To reduce its carbon footprint, Russia—as a member state of the International Civil Aviation Organization (ICAO)—must comply with the CORSIA (Carbon Offsetting and Reduction Scheme for International Aviation) program. Currently voluntary, the scheme will become mandatory from 2027, requiring airlines to offset any emissions increase above 2019 levels on international flights by purchasing or using sustainable aviation fuel (SAF) made from biomass and renewable carbon. At present, such fuel is produced only by a few certified Western companies.

The technology developed at Gubkin University is based on a combination of fast pyrolysis, delayed coking, and hydrocracking processes. The feedstock is first pyrolyzed into a higher-energy-density bio-oil containing significant oxygen and bound water; the bio-oil is then co-coked with petroleum tar to partially remove oxygen; finally, the resulting diesel fraction undergoes deep hydrotreating in a hydrocracking unit. In addition to the target SAF, part of the renewable carbon is converted into diesel, gasoline, and bio-coke.
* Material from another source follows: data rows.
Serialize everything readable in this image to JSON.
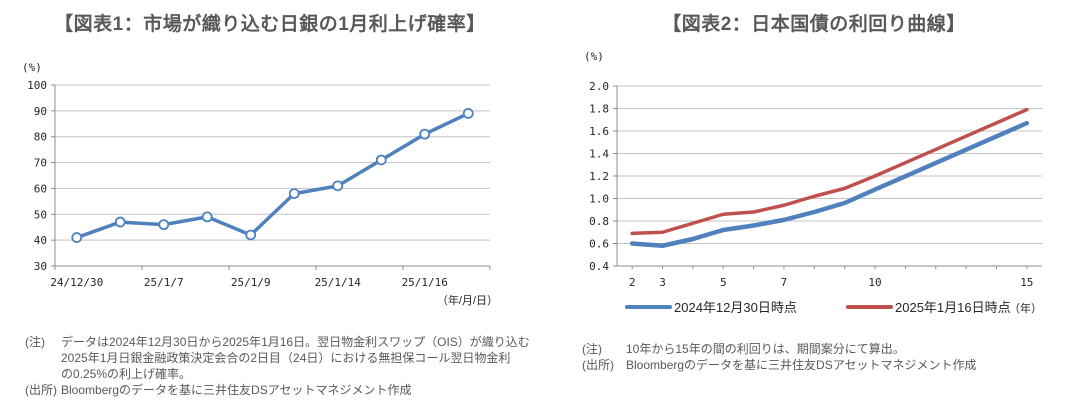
{
  "chart_data": [
    {
      "type": "line",
      "title": "【図表1：市場が織り込む日銀の1月利上げ確率】",
      "ylabel": "(%)",
      "xlabel": "（年/月/日）",
      "n_points": 10,
      "values": [
        41,
        47,
        46,
        49,
        42,
        58,
        61,
        71,
        81,
        89
      ],
      "x_tick_labels": [
        "24/12/30",
        "25/1/7",
        "25/1/9",
        "25/1/14",
        "25/1/16"
      ],
      "x_label_interval": 2,
      "ylim": [
        30,
        100
      ],
      "ytick_step": 10,
      "line_color": "#4F81BD",
      "marker": "open-circle",
      "grid": true
    },
    {
      "type": "line",
      "title": "【図表2：日本国債の利回り曲線】",
      "ylabel": "(%)",
      "xlabel": "（年）",
      "x": [
        2,
        3,
        4,
        5,
        6,
        7,
        8,
        9,
        10,
        15
      ],
      "x_tick_labels": [
        "2",
        "3",
        "5",
        "7",
        "10",
        "15"
      ],
      "xlim": [
        1.5,
        15.5
      ],
      "series": [
        {
          "name": "2024年12月30日時点",
          "color": "#4F81BD",
          "values": [
            0.6,
            0.58,
            0.64,
            0.72,
            0.76,
            0.81,
            0.88,
            0.96,
            1.08,
            1.67
          ]
        },
        {
          "name": "2025年1月16日時点",
          "color": "#C0504D",
          "values": [
            0.69,
            0.7,
            0.78,
            0.86,
            0.88,
            0.94,
            1.02,
            1.09,
            1.2,
            1.79
          ]
        }
      ],
      "ylim": [
        0.4,
        2.0
      ],
      "ytick_step": 0.2,
      "grid": true,
      "legend_position": "bottom"
    }
  ],
  "figure1_notes": {
    "note_label": "(注)",
    "note_lines": [
      "データは2024年12月30日から2025年1月16日。翌日物金利スワップ（OIS）が織り込む",
      "2025年1月日銀金融政策決定会合の2日目（24日）における無担保コール翌日物金利",
      "の0.25%の利上げ確率。"
    ],
    "source_label": "(出所)",
    "source_text": "Bloombergのデータを基に三井住友DSアセットマネジメント作成"
  },
  "figure2_notes": {
    "note_label": "(注)",
    "note_lines": [
      "10年から15年の間の利回りは、期間案分にて算出。"
    ],
    "source_label": "(出所)",
    "source_text": "Bloombergのデータを基に三井住友DSアセットマネジメント作成"
  },
  "colors": {
    "title": "#595959",
    "tick_label": "#262626",
    "gridline": "#C3C3C3",
    "axis": "#8C8C8C",
    "series_blue": "#4F81BD",
    "series_red": "#C0504D"
  }
}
Professor Mikhail Ershov, Head of the Refining Technology Department at Gubkin University and project leader, noted that lignocellulosic waste is typically not professionally processed due to its low value. Converting it into fuel not only solves an aviation challenge but also represents an effective utilization method.
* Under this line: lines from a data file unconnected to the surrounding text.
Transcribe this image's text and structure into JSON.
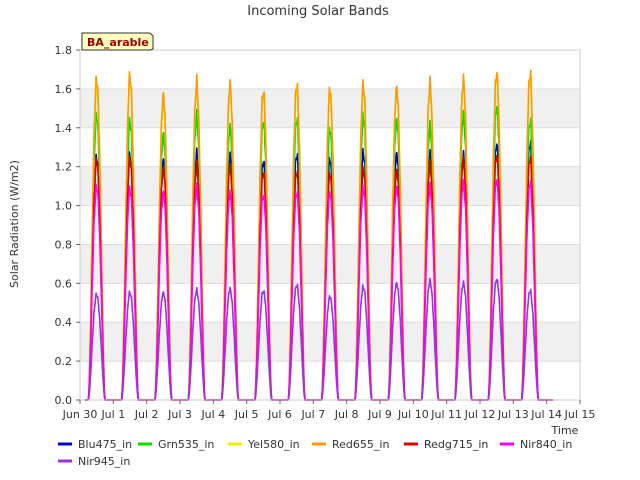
{
  "chart_data": {
    "type": "line",
    "title": "Incoming Solar Bands",
    "xlabel": "Time",
    "ylabel": "Solar Radiation (W/m2)",
    "site_label": "BA_arable",
    "ylim": [
      0,
      1.8
    ],
    "yticks": [
      0.0,
      0.2,
      0.4,
      0.6,
      0.8,
      1.0,
      1.2,
      1.4,
      1.6,
      1.8
    ],
    "xlim": [
      0,
      15
    ],
    "xtick_labels": [
      "Jun 30",
      "Jul 1",
      "Jul 2",
      "Jul 3",
      "Jul 4",
      "Jul 5",
      "Jul 6",
      "Jul 7",
      "Jul 8",
      "Jul 9",
      "Jul 10",
      "Jul 11",
      "Jul 12",
      "Jul 13",
      "Jul 14",
      "Jul 15"
    ],
    "grid": true,
    "legend_position": "bottom",
    "day_peak_x": [
      0.5,
      1.5,
      2.5,
      3.5,
      4.5,
      5.5,
      6.5,
      7.5,
      8.5,
      9.5,
      10.5,
      11.5,
      12.5,
      13.5
    ],
    "series": [
      {
        "name": "Blu475_in",
        "color": "#0000cc",
        "daily_peaks": [
          1.29,
          1.3,
          1.27,
          1.3,
          1.3,
          1.27,
          1.3,
          1.28,
          1.31,
          1.31,
          1.3,
          1.3,
          1.36,
          1.36
        ]
      },
      {
        "name": "Grn535_in",
        "color": "#00dd00",
        "daily_peaks": [
          1.51,
          1.48,
          1.41,
          1.5,
          1.45,
          1.48,
          1.49,
          1.44,
          1.5,
          1.49,
          1.45,
          1.51,
          1.56,
          1.48
        ]
      },
      {
        "name": "Yel580_in",
        "color": "#eeee00",
        "daily_peaks": [
          1.66,
          1.7,
          1.58,
          1.66,
          1.65,
          1.62,
          1.64,
          1.63,
          1.65,
          1.65,
          1.66,
          1.68,
          1.72,
          1.7
        ]
      },
      {
        "name": "Red655_in",
        "color": "#ff9900",
        "daily_peaks": [
          1.7,
          1.72,
          1.62,
          1.68,
          1.68,
          1.64,
          1.67,
          1.65,
          1.67,
          1.66,
          1.68,
          1.7,
          1.74,
          1.73
        ]
      },
      {
        "name": "Redg715_in",
        "color": "#dd0000",
        "daily_peaks": [
          1.27,
          1.28,
          1.23,
          1.24,
          1.24,
          1.21,
          1.21,
          1.2,
          1.22,
          1.22,
          1.25,
          1.27,
          1.3,
          1.28
        ]
      },
      {
        "name": "Nir840_in",
        "color": "#ff00ff",
        "daily_peaks": [
          1.13,
          1.12,
          1.1,
          1.12,
          1.1,
          1.09,
          1.1,
          1.1,
          1.12,
          1.13,
          1.13,
          1.15,
          1.17,
          1.15
        ]
      },
      {
        "name": "Nir945_in",
        "color": "#9933dd",
        "daily_peaks": [
          0.56,
          0.57,
          0.57,
          0.58,
          0.59,
          0.58,
          0.61,
          0.55,
          0.6,
          0.62,
          0.63,
          0.62,
          0.64,
          0.58
        ]
      }
    ]
  }
}
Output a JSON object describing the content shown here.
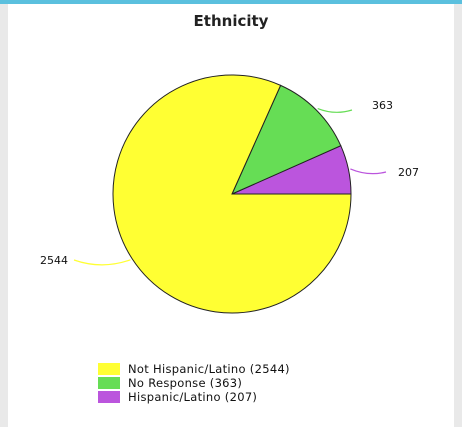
{
  "chart_data": {
    "type": "pie",
    "title": "Ethnicity",
    "slices": [
      {
        "label": "Not Hispanic/Latino",
        "value": 2544,
        "value_label": "2544",
        "legend_label": "Not Hispanic/Latino (2544)",
        "color": "#ffff33"
      },
      {
        "label": "No Response",
        "value": 363,
        "value_label": "363",
        "legend_label": "No Response (363)",
        "color": "#66dd55"
      },
      {
        "label": "Hispanic/Latino",
        "value": 207,
        "value_label": "207",
        "legend_label": "Hispanic/Latino (207)",
        "color": "#bb55dd"
      }
    ],
    "legend_position": "bottom"
  }
}
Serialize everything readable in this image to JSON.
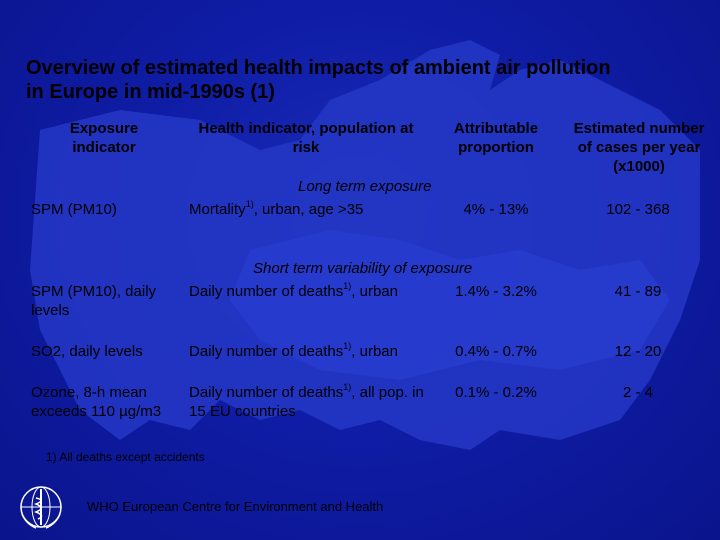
{
  "slide": {
    "title": "Overview of estimated health impacts of ambient air pollution in Europe in mid-1990s (1)",
    "headers": {
      "exposure": "Exposure indicator",
      "health": "Health indicator, population at risk",
      "attributable": "Attributable proportion",
      "cases": "Estimated number of cases per year (x1000)"
    },
    "sections": {
      "long_term": "Long term exposure",
      "short_term": "Short term variability of exposure"
    },
    "rows": [
      {
        "exposure": "SPM (PM10)",
        "health_pre": "Mortality",
        "sup": "1)",
        "health_post": ", urban, age >35",
        "proportion": "4% - 13%",
        "cases": "102 - 368"
      },
      {
        "exposure": "SPM (PM10), daily levels",
        "health_pre": "Daily number of deaths",
        "sup": "1)",
        "health_post": ", urban",
        "proportion": "1.4% - 3.2%",
        "cases": "41 - 89"
      },
      {
        "exposure": "SO2, daily levels",
        "health_pre": "Daily number of deaths",
        "sup": "1)",
        "health_post": ", urban",
        "proportion": "0.4% - 0.7%",
        "cases": "12 - 20"
      },
      {
        "exposure": "Ozone, 8-h mean exceeds 110 µg/m3",
        "health_pre": "Daily number of deaths",
        "sup": "1)",
        "health_post": ", all pop. in 15 EU countries",
        "proportion": "0.1% - 0.2%",
        "cases": "2 - 4"
      }
    ],
    "footnote": "1) All deaths except accidents",
    "organization": "WHO European Centre for Environment and Health",
    "colors": {
      "background": "#0e1a9c",
      "map": "#2a3fd0",
      "text": "#000000"
    },
    "logo_icon": "who-emblem-icon"
  }
}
Tests have confirmed that the technology requires no fundamental retrofitting of existing refineries. Due to the high acidity of bio-oil, only minor equipment upgrades and the use of corrosion-resistant alloys in individual units are needed. Processing lignocellulosic feedstock through the pyrolysis–coking–hydrocracking chain yields jet fuel containing up to 12% bio-derived carbon.

Professor Ershov added that the next step is to increase the proportion of bio-carbon in the fuel. The team plans to study modification of bio-oil and its model compounds through preliminary depolymerization of carbohydrates and controlled oligomerization on carbon chains. The project is being carried out with support from the Russian Science Foundation.